Since SARS-CoV-2 outbreak, increasing cases of pneumothorax and pneumomediastinum in hospitalized COVID-19 patients have been reported [6, 7, 8, 12, 15].

An increased incidence of pulmonary barotrauma has been reported also in patients who underwent mechanical ventilation (NIV/MIV) suffering from another severe acute respiratory syndrome (SARS) [16]. In these patients, higher respiratory rates, lower P/F, and higher PaCO2, together with virus-induced alveolar and airways cell damage showed greater likelihood to develop pulmonary barotrauma [17].
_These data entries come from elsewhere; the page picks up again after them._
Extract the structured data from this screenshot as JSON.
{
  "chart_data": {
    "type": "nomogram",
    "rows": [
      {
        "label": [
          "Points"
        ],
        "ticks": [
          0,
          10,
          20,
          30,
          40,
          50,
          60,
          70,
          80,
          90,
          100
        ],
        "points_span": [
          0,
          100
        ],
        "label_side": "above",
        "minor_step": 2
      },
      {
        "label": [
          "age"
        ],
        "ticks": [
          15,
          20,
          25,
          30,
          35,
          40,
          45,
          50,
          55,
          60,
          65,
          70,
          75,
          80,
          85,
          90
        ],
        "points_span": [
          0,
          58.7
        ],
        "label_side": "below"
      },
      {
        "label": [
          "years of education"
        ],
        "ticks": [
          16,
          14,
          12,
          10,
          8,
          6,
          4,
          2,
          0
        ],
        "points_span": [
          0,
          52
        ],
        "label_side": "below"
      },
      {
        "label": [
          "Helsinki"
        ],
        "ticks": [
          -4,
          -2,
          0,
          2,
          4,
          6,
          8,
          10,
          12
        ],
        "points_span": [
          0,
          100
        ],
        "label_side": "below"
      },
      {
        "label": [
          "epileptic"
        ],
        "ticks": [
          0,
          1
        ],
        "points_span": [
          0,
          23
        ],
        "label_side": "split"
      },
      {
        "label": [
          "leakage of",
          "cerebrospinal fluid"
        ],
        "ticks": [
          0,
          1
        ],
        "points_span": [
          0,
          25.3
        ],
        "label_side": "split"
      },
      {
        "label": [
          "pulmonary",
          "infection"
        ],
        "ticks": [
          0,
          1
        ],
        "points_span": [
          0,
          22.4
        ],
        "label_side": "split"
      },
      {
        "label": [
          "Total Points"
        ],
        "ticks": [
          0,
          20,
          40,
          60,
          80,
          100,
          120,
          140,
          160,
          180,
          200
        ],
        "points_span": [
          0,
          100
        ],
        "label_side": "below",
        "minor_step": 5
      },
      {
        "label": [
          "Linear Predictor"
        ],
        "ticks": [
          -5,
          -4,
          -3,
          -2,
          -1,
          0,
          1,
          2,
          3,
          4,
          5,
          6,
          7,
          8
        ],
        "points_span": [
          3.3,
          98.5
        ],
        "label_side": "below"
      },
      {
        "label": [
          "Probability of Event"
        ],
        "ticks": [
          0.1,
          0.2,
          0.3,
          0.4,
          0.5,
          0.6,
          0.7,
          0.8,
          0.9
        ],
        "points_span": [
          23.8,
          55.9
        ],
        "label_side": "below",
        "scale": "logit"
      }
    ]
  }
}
In patients suffering from COVID-19, further investigation and studies with larger patient populations are needed to better clarify the pathogenesis of this unfavorable complication. However, clinicians should be aware of complications such as pneumothorax and pneumomediastinum in patients who undergo either invasive or non-invasive mechanical ventilation, since these conditions need prompt recognition and treatment.

Declarations

Author contribution statement

All authors listed have significantly contributed to the investigation, development and writing of this article.

Funding statement

This research did not receive any specific grant from funding agencies in the public, commercial, or not-for-profit sectors.

Data availability statement

Data associated with this study has been deposited at the electronic archive of the University Hospital of Messina.

Declaration of interests statement

The authors declare the following conflict of interests: Tommaso D'Angelo is an Associate Editor of Heliyon Clinical Research.

Additional information

No additional information is available for this paper.